Network-in-Network is an approach proposed by Lin et al. [12] in order to increase the representational power of neural networks. In their model, additional 1 × 1 convolutional layers are added to the network, increasing its depth. We use this approach heavily in our architecture. However, in our setting, 1 × 1 convolutions have dual purpose: most critically, they are used mainly as dimension reduction modules to remove computational bottlenecks, that would otherwise limit the size of our networks. This allows for not just increasing the depth, but also the width of our networks without a significant performance penalty.

Network-in-Network是Lin等人[12]为了增加神经网络表现能力而提出的一种方法。在他们的模型中,网络中添加了额外的1 × 1卷积层,增加了网络的深度。我们的架构中大量的使用了这个方法。但是,在我们的设置中,1 × 1卷积有两个目的:最关键的是,它们主要是用来作为降维模块来移除卷积瓶颈,否则将会限制我们网络的大小。

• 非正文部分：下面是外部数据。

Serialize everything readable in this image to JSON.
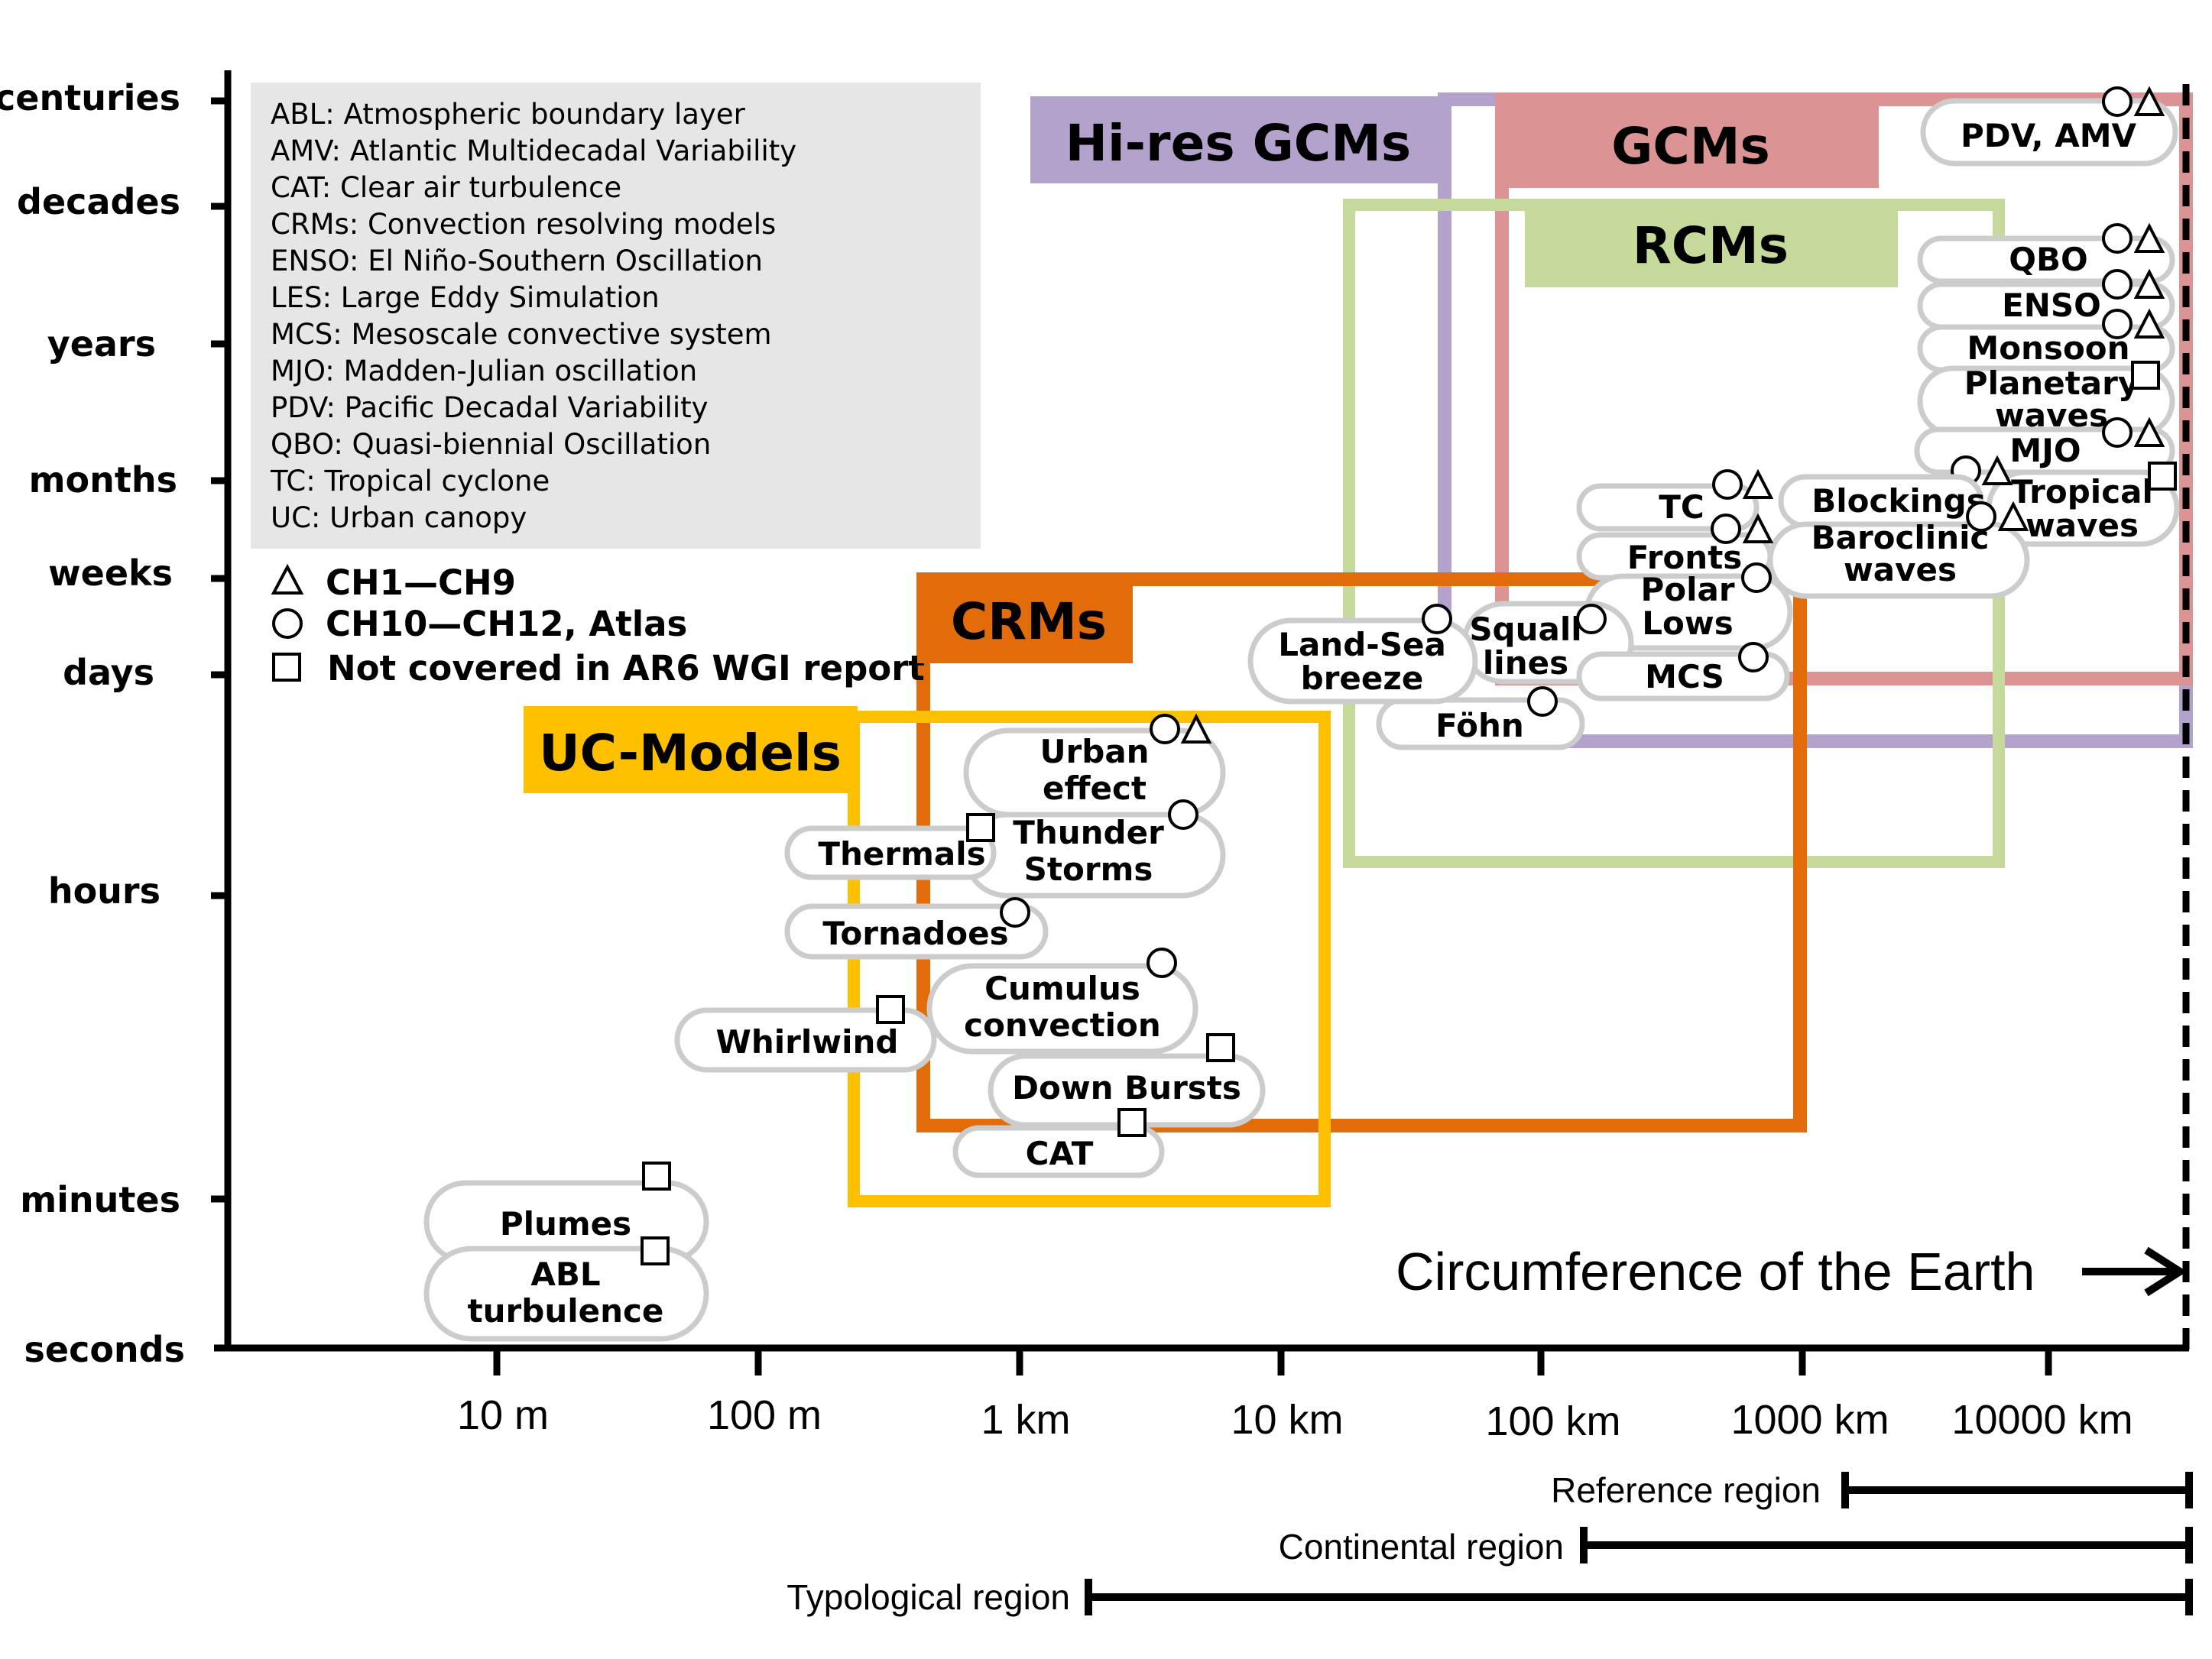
{
  "y_axis": {
    "ticks": [
      {
        "name": "centuries",
        "label": "centuries"
      },
      {
        "name": "decades",
        "label": "decades"
      },
      {
        "name": "years",
        "label": "years"
      },
      {
        "name": "months",
        "label": "months"
      },
      {
        "name": "weeks",
        "label": "weeks"
      },
      {
        "name": "days",
        "label": "days"
      },
      {
        "name": "hours",
        "label": "hours"
      },
      {
        "name": "minutes",
        "label": "minutes"
      },
      {
        "name": "seconds",
        "label": "seconds"
      }
    ]
  },
  "x_axis": {
    "ticks": [
      {
        "name": "10m",
        "label": "10 m"
      },
      {
        "name": "100m",
        "label": "100 m"
      },
      {
        "name": "1km",
        "label": "1 km"
      },
      {
        "name": "10km",
        "label": "10 km"
      },
      {
        "name": "100km",
        "label": "100 km"
      },
      {
        "name": "1000km",
        "label": "1000 km"
      },
      {
        "name": "10000km",
        "label": "10000 km"
      }
    ]
  },
  "glossary": [
    "ABL: Atmospheric boundary layer",
    "AMV: Atlantic Multidecadal Variability",
    "CAT: Clear air turbulence",
    "CRMs: Convection resolving models",
    "ENSO: El Niño-Southern Oscillation",
    "LES: Large Eddy Simulation",
    "MCS: Mesoscale convective system",
    "MJO: Madden-Julian oscillation",
    "PDV: Pacific Decadal Variability",
    "QBO: Quasi-biennial Oscillation",
    "TC: Tropical cyclone",
    "UC: Urban canopy"
  ],
  "legend": {
    "triangle": "CH1—CH9",
    "circle": "CH10—CH12, Atlas",
    "square": "Not covered in AR6 WGI report"
  },
  "models": {
    "hires_gcms": {
      "label": "Hi-res GCMs",
      "color": "#b3a3cc"
    },
    "gcms": {
      "label": "GCMs",
      "color": "#dc9393"
    },
    "rcms": {
      "label": "RCMs",
      "color": "#c5d99b"
    },
    "crms": {
      "label": "CRMs",
      "color": "#e36c0a"
    },
    "uc_models": {
      "label": "UC-Models",
      "color": "#ffc000"
    }
  },
  "phenomena": {
    "pdv_amv": {
      "label": "PDV, AMV",
      "markers": [
        "circle",
        "triangle"
      ]
    },
    "qbo": {
      "label": "QBO",
      "markers": [
        "circle",
        "triangle"
      ]
    },
    "enso": {
      "label": "ENSO",
      "markers": [
        "circle",
        "triangle"
      ]
    },
    "monsoon": {
      "label": "Monsoon",
      "markers": [
        "circle",
        "triangle"
      ]
    },
    "planetary_waves": {
      "line1": "Planetary",
      "line2": "waves",
      "markers": [
        "square"
      ]
    },
    "mjo": {
      "label": "MJO",
      "markers": [
        "circle",
        "triangle"
      ]
    },
    "tropical_waves": {
      "line1": "Tropical",
      "line2": "waves",
      "markers": [
        "circle",
        "triangle",
        "square"
      ]
    },
    "tc": {
      "label": "TC",
      "markers": [
        "circle",
        "triangle"
      ]
    },
    "blockings": {
      "label": "Blockings",
      "markers": [
        "circle",
        "triangle"
      ]
    },
    "baroclinic_waves": {
      "line1": "Baroclinic",
      "line2": "waves"
    },
    "fronts": {
      "label": "Fronts",
      "markers": [
        "circle",
        "triangle"
      ]
    },
    "polar_lows": {
      "line1": "Polar",
      "line2": "Lows",
      "markers": [
        "circle"
      ]
    },
    "land_sea_breeze": {
      "line1": "Land-Sea",
      "line2": "breeze",
      "markers": [
        "circle"
      ]
    },
    "squall_lines": {
      "line1": "Squall",
      "line2": "lines",
      "markers": [
        "circle"
      ]
    },
    "mcs": {
      "label": "MCS",
      "markers": [
        "circle"
      ]
    },
    "fohn": {
      "label": "Föhn",
      "markers": [
        "circle"
      ]
    },
    "urban_effect": {
      "line1": "Urban",
      "line2": "effect",
      "markers": [
        "circle",
        "triangle"
      ]
    },
    "thunder_storms": {
      "line1": "Thunder",
      "line2": "Storms",
      "markers": [
        "circle"
      ]
    },
    "thermals": {
      "label": "Thermals",
      "markers": [
        "square"
      ]
    },
    "tornadoes": {
      "label": "Tornadoes",
      "markers": [
        "circle"
      ]
    },
    "cumulus_convection": {
      "line1": "Cumulus",
      "line2": "convection",
      "markers": [
        "circle"
      ]
    },
    "whirlwind": {
      "label": "Whirlwind",
      "markers": [
        "square"
      ]
    },
    "down_bursts": {
      "label": "Down Bursts",
      "markers": [
        "square"
      ]
    },
    "cat": {
      "label": "CAT",
      "markers": [
        "square"
      ]
    },
    "plumes": {
      "label": "Plumes",
      "markers": [
        "square"
      ]
    },
    "abl_turbulence": {
      "line1": "ABL",
      "line2": "turbulence",
      "markers": [
        "square"
      ]
    }
  },
  "circumference": "Circumference of the Earth",
  "regions": {
    "reference": "Reference region",
    "continental": "Continental region",
    "typological": "Typological region"
  }
}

这不仅允许了深度的增加,而且允许我们网络的宽度增加但没有明显的性能损失。

Finally, the current state of the art for object detection is the Regions with Convolutional Neural Networks (R-CNN) method by Girshick et al. [6]. R-CNN decomposes the overall detection problem into two subproblems: utilizing low-level cues such as color and texture in order to generate object location proposals in a category-agnostic fashion and using CNN classifiers to identify object categories at those locations. Such a two stage approach leverages the accuracy of bounding box segmentation with low-level cues, as well as the highly powerful classification power of state-of-the-art CNNs. We adopted a similar pipeline in our detection submissions, but have explored enhancements in both stages, such as multi-box [5] prediction for higher object bounding box recall, and ensemble approaches for better categorization of bounding box proposals.

最后,目前最好的目标检测是Girshick等人[6]的基于区域的卷积神经网络(R-CNN)方法。R-CNN将整个检测问题分解为两个子问题:利用低层次的信号例如颜色,纹理以跨类别的方式来产生目标位置候选区域,然后用CNN分类器来识别那些位置上的对象类别。这样一种两个阶段的方法利用了低层特征分割边界框的准确性,也利用了目前的CNN非常强大的分类能力。我们在我们的检测提交中采用了类似的方式,但探索增强这两个阶段,例如对于更高的目标边界框召回使用多盒[5]预测,并融合了更好的边界框候选区域分类方法。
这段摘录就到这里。